The design of the building steers a fine – if not literally wavering – line between permanence and transience. A source said: "The new visitor centre is meant to last several years until a permanent one can be built, but it's bound to become permanent because we don't, as a country, always commit enough money to projects like this."
The scheme will restore Stonehenge's immediate natural surroundings by upgrading the Longbarrow roundabout, creating a new one north of it at the current junction of the A360 and A344 – and then restoring most of the latter to open land as it passes north of the stones. The destruction of the existing, rather grungy visitor centre will be heartily cheered by anyone with any aesthetic or environmental sensitivity; as will the fact that the new structure will draw its water from an aquifer beneath it, generate internal warmth using a ground heat-source pump, be approached on natural rather than paved paths, and transport non-walkers to the megaliths in a Tellytubby-ish "trundler" train similar to that used at Kew Gardens.
There remains a nominal threat that the new design will be called in for a public inquiry by the Government. Bearing in mind the costly shambles created by previous implacable disagreements between the project's key players, this seems inconceivable.

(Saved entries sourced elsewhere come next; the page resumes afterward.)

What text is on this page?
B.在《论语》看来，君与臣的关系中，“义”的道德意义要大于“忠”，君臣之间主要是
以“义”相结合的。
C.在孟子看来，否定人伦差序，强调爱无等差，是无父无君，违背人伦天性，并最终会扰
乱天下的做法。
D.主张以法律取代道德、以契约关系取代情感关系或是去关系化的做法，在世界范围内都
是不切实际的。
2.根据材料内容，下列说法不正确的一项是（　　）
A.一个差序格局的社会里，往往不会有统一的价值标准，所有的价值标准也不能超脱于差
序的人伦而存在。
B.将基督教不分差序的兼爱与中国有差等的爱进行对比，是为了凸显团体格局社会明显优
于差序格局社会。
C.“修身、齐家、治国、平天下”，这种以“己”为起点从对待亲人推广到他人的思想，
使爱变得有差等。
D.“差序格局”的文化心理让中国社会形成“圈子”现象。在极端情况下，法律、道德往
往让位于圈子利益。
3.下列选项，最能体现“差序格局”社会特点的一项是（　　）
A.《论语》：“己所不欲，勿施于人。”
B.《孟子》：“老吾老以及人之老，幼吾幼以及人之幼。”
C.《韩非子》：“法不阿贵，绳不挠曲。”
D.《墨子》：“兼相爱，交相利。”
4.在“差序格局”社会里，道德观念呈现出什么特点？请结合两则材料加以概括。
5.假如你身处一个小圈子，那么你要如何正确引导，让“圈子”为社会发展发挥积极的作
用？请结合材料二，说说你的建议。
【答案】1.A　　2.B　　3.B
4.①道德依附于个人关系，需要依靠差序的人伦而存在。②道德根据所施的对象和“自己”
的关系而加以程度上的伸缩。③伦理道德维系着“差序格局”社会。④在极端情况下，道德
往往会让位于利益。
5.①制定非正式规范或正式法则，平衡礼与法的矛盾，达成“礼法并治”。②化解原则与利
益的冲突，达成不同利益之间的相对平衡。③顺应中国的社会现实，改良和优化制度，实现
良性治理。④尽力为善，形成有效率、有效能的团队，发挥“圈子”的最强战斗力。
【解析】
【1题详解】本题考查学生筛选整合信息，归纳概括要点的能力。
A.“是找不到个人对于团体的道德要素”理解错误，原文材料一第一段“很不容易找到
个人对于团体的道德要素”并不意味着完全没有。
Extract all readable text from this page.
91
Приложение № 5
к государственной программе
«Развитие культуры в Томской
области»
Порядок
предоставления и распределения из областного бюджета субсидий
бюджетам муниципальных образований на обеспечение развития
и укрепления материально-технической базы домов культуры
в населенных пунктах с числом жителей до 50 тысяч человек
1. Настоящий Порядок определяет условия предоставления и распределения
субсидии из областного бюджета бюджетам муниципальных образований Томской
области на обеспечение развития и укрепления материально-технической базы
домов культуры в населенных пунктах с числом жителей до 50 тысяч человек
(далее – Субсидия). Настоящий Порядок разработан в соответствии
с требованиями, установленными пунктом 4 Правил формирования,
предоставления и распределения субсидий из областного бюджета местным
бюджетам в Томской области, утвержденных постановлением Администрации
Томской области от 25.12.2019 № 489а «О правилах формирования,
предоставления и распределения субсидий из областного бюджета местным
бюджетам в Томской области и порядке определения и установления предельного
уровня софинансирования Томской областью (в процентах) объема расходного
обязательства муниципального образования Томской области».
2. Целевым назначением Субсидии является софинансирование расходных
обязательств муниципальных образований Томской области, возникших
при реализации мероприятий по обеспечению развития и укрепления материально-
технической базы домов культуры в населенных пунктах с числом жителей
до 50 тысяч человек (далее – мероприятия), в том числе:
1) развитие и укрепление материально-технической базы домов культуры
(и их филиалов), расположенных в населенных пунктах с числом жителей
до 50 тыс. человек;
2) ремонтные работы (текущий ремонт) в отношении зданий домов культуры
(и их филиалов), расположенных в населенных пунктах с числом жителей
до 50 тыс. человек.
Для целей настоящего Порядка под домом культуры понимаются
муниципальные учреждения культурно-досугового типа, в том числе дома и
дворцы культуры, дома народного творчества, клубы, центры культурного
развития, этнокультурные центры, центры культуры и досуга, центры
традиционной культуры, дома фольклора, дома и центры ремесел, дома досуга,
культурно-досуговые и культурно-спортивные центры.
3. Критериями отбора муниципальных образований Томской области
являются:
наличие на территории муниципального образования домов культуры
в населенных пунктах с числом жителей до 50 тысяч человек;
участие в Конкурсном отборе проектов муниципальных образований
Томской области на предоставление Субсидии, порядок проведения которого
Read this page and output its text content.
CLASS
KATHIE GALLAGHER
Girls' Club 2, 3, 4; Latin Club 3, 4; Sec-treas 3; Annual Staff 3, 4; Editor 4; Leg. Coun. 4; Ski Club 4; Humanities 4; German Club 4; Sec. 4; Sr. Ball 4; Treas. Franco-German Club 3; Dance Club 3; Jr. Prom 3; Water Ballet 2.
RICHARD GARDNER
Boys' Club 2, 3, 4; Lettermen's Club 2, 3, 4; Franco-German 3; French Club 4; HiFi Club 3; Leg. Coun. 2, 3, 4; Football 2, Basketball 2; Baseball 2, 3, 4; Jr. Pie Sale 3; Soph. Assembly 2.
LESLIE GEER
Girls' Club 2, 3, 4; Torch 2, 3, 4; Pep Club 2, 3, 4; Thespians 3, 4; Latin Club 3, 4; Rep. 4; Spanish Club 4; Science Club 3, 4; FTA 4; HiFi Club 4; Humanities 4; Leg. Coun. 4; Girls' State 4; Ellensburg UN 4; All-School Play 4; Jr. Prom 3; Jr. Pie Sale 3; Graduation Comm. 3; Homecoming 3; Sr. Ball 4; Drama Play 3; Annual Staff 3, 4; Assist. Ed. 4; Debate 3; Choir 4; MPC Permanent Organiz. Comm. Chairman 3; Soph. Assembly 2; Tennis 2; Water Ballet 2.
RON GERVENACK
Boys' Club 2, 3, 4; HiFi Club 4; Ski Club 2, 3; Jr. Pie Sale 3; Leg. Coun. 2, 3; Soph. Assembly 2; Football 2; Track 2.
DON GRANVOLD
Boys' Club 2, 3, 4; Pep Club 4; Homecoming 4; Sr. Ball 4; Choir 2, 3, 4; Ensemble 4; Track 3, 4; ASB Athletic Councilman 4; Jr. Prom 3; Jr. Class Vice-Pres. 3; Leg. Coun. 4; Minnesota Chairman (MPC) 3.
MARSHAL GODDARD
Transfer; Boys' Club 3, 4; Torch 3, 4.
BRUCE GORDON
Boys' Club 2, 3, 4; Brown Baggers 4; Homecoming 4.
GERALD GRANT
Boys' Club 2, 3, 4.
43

Indeed, a carefully brokered peace seems to have broken out: the South West Regional Development Agency, the National Trust, and Natural England have all endorsed the scheme in principle. Wiltshire County Council will now filter the scheme through a formal public consultation process, the final act in a cultural saga that will bear its architectural fruit just in time to welcome a surge in visitor numbers to Stonehenge during the 2012 Olympics.